GENEVA (Aug. 22)
Anti-Semitism is no longer one of the “major or grave” issues facing the Jewish people today, and is “much reduced from what it was before the time of Hitler, ” Rabbi Seymour J. Cohen, of Chicago, president of the Synagogue Council of America, declared here this weekend. He made the statement in a press conference at the conclusion of a five-day parley held here under the auspices of the World Council of Churches, with 19 Christian and 10 Jewish leaders present from the United States, Europe and Israel.
Rabbi Cohen rejected the accuracy of reports holding that there has been a resurgence of anti-Semitism in Europe. He said that those reports stem often from the fact that, once in a while, some “idiot” paints an anti-Semitic slogan or desecrates a Jewish cemetery. He warned, however, that the fact that anti-Semitism was not a “grave” problem does not mean there were not still “some cesspools of hate which still have to be sealed off.”

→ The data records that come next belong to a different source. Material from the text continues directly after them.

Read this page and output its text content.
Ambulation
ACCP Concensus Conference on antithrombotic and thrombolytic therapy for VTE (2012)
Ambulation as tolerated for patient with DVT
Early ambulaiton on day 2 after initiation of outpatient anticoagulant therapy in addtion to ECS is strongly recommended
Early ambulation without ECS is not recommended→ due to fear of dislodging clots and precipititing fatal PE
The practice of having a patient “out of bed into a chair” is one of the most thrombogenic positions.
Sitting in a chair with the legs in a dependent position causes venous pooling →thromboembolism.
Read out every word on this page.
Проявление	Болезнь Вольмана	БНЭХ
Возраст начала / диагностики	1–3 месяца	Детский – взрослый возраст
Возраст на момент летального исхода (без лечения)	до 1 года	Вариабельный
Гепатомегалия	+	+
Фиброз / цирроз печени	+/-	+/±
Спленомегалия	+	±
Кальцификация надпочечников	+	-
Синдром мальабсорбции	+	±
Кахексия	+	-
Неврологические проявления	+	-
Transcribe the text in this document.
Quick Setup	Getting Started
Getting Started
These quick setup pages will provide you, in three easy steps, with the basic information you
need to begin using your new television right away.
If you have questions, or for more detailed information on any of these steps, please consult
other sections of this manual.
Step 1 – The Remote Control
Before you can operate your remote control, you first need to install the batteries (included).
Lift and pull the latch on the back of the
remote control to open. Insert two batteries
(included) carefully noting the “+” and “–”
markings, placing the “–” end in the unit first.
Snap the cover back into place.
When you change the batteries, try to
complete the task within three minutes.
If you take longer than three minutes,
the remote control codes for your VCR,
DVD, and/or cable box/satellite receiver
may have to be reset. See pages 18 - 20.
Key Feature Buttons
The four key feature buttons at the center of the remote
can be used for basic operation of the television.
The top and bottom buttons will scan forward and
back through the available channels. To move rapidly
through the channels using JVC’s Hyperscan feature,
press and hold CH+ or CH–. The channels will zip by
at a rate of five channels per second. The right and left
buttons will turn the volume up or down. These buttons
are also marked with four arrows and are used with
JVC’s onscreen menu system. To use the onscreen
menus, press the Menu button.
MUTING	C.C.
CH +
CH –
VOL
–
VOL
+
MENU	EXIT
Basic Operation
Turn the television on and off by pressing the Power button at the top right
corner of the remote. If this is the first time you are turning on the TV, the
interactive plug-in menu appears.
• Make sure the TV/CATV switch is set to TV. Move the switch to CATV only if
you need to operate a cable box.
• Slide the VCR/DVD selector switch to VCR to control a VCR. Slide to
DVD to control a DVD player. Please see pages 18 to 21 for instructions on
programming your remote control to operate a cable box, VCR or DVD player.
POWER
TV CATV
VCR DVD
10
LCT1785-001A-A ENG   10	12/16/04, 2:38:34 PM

Another of the Jewish representatives at the conference, Rabbi Balfour Brickner, representing the Reform movement in the United States, said that the fact that anti-Semitism had “barely been mentioned during the Christian-Jewish discussions here was indicative of that subject’s true place in the scale of values.” Rabbi Cohen, as president of the Synagogue Council of America, represented all three major Jewish denominations in the United States–Reform, Orthodox and Conservative.
Only one representative was present from a Communist country. He was Chief Rabbi Moshe Rosen, of Rumania. He assured Rabbi Cohen that the 120,000-member Jewish community of Rumania lived in an “easier atmosphere” than did the Jews in the Soviet Union or in other East European countries.